Proofs of the Pythagorean Theorem

There are more than 300 proofs of the Pythagorean theorem. More than 70 proofs are shown in tje Cut-The-Knot website. Shown below are two of the proofs.  Note that in proving the Pythagorean theorem, we want to show that for any right triangle with hypotenuse $c$, and sides $a$, and $b$, the following relationship holds: $a^2 + b^2 = c^2$.

Geometric Proof

First, we draw a triangle with side lengths $a, b$ and $c$ as shown in Figure 1. Next, we create 4 triangles identical to it and using the triangles form a square with side lengths $a + b$ as shown in Figure 4-A. Notice that the area of the white square in Figure 4-A is $c^2$.

Figure 4 – The Geometric proof of the Pythagorean theorem.

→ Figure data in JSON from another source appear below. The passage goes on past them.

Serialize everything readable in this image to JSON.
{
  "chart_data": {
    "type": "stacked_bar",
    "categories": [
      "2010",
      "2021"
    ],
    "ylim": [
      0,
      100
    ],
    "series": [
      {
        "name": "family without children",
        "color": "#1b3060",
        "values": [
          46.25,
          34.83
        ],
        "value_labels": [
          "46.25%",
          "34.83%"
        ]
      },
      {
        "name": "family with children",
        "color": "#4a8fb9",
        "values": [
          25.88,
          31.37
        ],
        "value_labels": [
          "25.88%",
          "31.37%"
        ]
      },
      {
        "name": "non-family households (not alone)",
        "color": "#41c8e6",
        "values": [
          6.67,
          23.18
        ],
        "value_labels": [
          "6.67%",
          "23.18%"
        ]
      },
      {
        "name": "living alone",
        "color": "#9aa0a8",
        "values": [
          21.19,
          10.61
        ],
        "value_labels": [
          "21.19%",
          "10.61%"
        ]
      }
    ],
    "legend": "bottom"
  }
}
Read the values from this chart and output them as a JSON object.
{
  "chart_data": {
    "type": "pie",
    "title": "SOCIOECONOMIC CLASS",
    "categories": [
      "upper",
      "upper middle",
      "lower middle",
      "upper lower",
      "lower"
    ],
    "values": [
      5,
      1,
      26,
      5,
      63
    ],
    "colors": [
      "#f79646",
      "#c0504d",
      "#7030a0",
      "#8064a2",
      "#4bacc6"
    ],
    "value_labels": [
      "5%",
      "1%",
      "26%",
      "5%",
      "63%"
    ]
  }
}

Rearranging the triangles, we can also form another square with the same side length as shown in Figure 4-B.This means that the area of the white square in the Figure 4-A is equal to the sum of the areas of the white squares in Figure 4-B (Why?). That is, $c^2 = a^2 + b^2$ which is exactly what we want to show. *And since we can always form a (big) square using four right triangles with any dimension (in higher mathematics, we say that we can choose arbitrary $a$ and $b$ as side lengths of a right triangle), this implies that the equation $a^2 + b^2 = c^2$ stated above is always true regardless of the size of the triangle.

Exercise 5: Prove that the quadrilateral with side length C in Figure 4-A is a square.

Algebraic Proof

In the second proof, we will now look at the yellow triangles instead of the squares.  Consider Figure 4-A. We can compute the area of a square with side lengths $a + b$ using two methods: (1) we can square the side lengths and (2) we can add the area of the 4 congruent triangles and then add them to the area of the white square which is $c^2$.  If we let $A$ be the area of the square with side $b + a$, then calculating we have

Method 1: $A = (b + a)^2 = b^2 + 2ab +a^2$

Method 2:  $A = 4(1/2ab) + c^2 = 2ab + c^2$

Methods 1 and 2 calculated the area of the same square, therefore they must be equal. This means that we can equate both expressions.  Equating we have,

$b^2 + 2ab + a^2 = 2ab + c^2 \Rightarrow a^2 + b^2 = c^2$

which is exactly what we want to show.